If you missed my recap of the Blogging Basics sessions, you can check it out here.
The second session I attended at SNAP Conference was Happy Chaos: turning a passion into a business – learn how to take your passion and get out of hobby-mode. It was a great session and I got to hear the lovely Lindsey, Ashlee, Jess and Liz speak about how they transformed their creations into a business.
This sessions was a Q & A so what I’m sharing are things that I learned from what they talked about.
First things first.
What you need:
* Doing Business As (DBA)
* Sellers Permit
* Tax ID Number (in some cases this is very helpful)
* Online Storefront. I recommend checking out Storevny
* Love what you make…. especially since depending on sales you could be making a lot of them.
Is your product different from everything else you see?
* Pay attention to what items you make that other people love. You’ll know this by comments made and what items or colors in your shop get purchased most often.
* Get feedback from your customers!!
* VALUE your product —> VALUE your customer
—> If you get to the point where you can’t do it, hire someone to help you.
* It’s important so don’t de-value it!!
Many of us are Mom’s who either stay at home and take care of the kids or work a full time job during the day and run your handmade business on the side. Therefore it’s important to calculate your time to make, photograph, package, ship and promote your items into your cost.
So folks, this is my nice way of saying… you’re not doing yourself or anyone else any favors by under pricing your items.
It’s always hard to find ways to balance real life with your handmade business. This doesn’t mean you shouldn’t have a handmade business, it just means you need to know your schedule, prioritize, get organized manage your time well.
*Hire help if you need it. This can be for help printing shipping labels, packaging, going to the Post Office or even helping you make you’re products.
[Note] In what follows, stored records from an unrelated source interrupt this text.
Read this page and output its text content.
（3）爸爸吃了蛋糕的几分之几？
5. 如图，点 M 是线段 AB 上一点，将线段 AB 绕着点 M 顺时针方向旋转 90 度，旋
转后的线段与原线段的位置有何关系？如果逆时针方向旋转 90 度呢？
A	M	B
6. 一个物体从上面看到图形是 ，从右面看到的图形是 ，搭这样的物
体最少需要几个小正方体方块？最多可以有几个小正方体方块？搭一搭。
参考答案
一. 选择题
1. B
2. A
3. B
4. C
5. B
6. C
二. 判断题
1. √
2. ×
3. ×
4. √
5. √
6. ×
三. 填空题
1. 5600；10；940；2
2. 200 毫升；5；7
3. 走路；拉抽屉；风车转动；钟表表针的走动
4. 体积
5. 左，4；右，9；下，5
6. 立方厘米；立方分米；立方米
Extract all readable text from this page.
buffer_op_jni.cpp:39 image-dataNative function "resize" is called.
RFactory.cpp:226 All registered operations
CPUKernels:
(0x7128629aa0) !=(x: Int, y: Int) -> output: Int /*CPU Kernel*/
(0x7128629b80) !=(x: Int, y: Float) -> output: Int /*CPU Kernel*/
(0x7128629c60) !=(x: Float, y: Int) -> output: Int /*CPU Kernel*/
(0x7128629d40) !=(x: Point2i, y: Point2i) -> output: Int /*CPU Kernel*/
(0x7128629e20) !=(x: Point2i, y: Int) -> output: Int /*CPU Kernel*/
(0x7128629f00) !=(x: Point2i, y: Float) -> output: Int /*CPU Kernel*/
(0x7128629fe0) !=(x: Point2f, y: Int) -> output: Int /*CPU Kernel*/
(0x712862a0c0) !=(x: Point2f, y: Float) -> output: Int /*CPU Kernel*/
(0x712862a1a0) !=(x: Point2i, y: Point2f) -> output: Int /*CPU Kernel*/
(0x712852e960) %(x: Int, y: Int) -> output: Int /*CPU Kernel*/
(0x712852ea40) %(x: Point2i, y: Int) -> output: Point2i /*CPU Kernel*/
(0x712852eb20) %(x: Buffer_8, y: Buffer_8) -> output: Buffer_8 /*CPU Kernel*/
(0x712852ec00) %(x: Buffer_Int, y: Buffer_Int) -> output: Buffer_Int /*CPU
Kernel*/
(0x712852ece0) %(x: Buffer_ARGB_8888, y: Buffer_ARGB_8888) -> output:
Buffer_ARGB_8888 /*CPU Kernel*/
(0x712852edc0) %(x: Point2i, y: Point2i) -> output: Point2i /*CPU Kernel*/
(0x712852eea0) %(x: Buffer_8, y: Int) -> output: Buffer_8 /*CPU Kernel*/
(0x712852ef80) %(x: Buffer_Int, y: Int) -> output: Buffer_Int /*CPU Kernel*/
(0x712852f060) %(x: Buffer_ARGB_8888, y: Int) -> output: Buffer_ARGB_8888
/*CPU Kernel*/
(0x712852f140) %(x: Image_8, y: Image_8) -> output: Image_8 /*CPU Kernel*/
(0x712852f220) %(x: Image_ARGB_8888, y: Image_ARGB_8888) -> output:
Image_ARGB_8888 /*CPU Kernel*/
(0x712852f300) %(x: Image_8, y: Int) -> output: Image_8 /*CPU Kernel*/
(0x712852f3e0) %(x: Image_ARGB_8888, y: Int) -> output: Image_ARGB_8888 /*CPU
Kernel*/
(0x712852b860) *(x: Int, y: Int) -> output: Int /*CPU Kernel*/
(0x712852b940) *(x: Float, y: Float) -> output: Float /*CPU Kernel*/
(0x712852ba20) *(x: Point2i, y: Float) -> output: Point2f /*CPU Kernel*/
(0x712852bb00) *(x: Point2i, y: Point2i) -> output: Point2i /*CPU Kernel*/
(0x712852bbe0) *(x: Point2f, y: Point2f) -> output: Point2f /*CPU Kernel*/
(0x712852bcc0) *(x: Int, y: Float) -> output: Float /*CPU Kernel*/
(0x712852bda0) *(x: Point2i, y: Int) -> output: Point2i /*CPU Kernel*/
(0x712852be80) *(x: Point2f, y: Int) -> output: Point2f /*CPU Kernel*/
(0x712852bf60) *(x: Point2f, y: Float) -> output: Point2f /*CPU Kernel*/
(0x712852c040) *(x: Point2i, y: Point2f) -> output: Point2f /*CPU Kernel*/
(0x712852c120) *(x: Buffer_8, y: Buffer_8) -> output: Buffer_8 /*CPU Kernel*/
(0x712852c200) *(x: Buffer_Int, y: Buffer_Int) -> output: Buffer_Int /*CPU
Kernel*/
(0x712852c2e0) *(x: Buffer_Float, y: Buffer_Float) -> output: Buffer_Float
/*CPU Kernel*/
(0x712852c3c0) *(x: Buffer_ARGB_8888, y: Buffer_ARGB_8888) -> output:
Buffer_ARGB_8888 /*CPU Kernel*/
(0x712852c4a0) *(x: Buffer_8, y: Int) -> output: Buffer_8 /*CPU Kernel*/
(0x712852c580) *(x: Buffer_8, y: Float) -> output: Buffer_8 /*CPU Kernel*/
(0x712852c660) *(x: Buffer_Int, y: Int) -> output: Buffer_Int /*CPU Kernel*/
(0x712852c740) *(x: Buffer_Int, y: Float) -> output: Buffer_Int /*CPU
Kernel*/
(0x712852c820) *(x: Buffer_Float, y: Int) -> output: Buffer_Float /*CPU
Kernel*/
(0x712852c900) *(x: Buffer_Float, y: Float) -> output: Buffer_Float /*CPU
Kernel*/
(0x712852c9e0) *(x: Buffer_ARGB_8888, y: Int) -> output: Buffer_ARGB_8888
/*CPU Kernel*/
* Learn to let go of some things so you can be a good wife/mom
* Let go of things that maybe you aren’t so good at. For example, I’d love to hire an intern that is a college photography student. I could have that person take product pics and promo pics that they could use in their own portfolio, but also have them help me with packing and shipping. Ahh, in a perfect world, right?
Finding the Right Person to Help You:
* Be flexible: start with a trial period.
*Find someone who is trustworthy and a hard worker
* And again – Don’t be afraid to let go of things and delegate the responsibility so you have more time to make your products.
I hope y’all were able to find some of this info as helpful as I did. The women who spoke are incredible and know so much about the ins and outs of the Handmade world.